Let me make this really simple for you.
Would you rather have a Facebook page that has 500 fans in which 350 comment regularly, engage your content, share your content and return frequently? Or would you rather have a page that has 5,000 fans in which 100 people occasionally hit the “like” button?
JCPenney doesn’t care if they get 5,000 people in their store every day if nobody buys anything.
This is why I constantly roll my eyes when I hear an organization say they want me to help them get some more Facebook “Likes” or a company explains to me that their ads were a huge success because their impressions went up by 15% in Q2.
Guess what? That’s not even awareness unless they’re sticking around for a bit, unless they’ll remember your brand and recall it later. And I don’t even want to know what you spent to get those clicks.
Vanity metrics are fine to start the conversation, but they’re just chapter one. WE HAVE TO STOP EMPHASIZING THESE METRICS over ones that matter significantly more.
This is something Don Bartholomew, SVP Digital and Social Media Research at Ketchum, understood a long time ago: Social Media Measurement 2011: Five Things to Forget and Five Things to Learn
Here’s Eric Reis talking about the ineffectiveness of vanity metrics and what data actually matters.

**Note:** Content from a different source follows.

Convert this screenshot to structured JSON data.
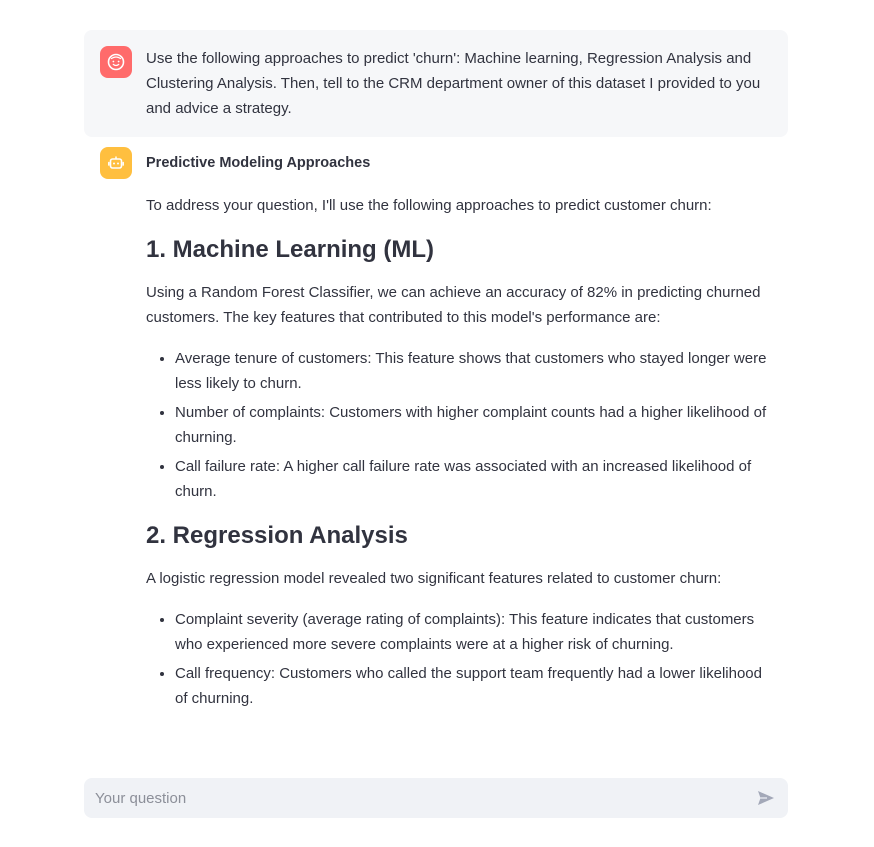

Don’t fall into this trap of over-valuing vanity metrics “just because everyone else is.” That’s a lousy excuse. And if your CFO or someone else wants those numbers, give them to her, but explain them in context. Help them understand that impressions, Facebook likes and Twitter followers are just the very beginning of the story.
And if you don’t know how to go beyond vanity metrics, then I encourage you to check out some of these resources:
5 Steps to Measure the ROI of Digital Media Channels – (Fast Company)
In a world where your phone can give you turn-by-turn directions there’s no excuse to not understand how to measure your digital marketing efforts. Let’s stop reporting vanity metrics without context and let’s start holding each other more accountable.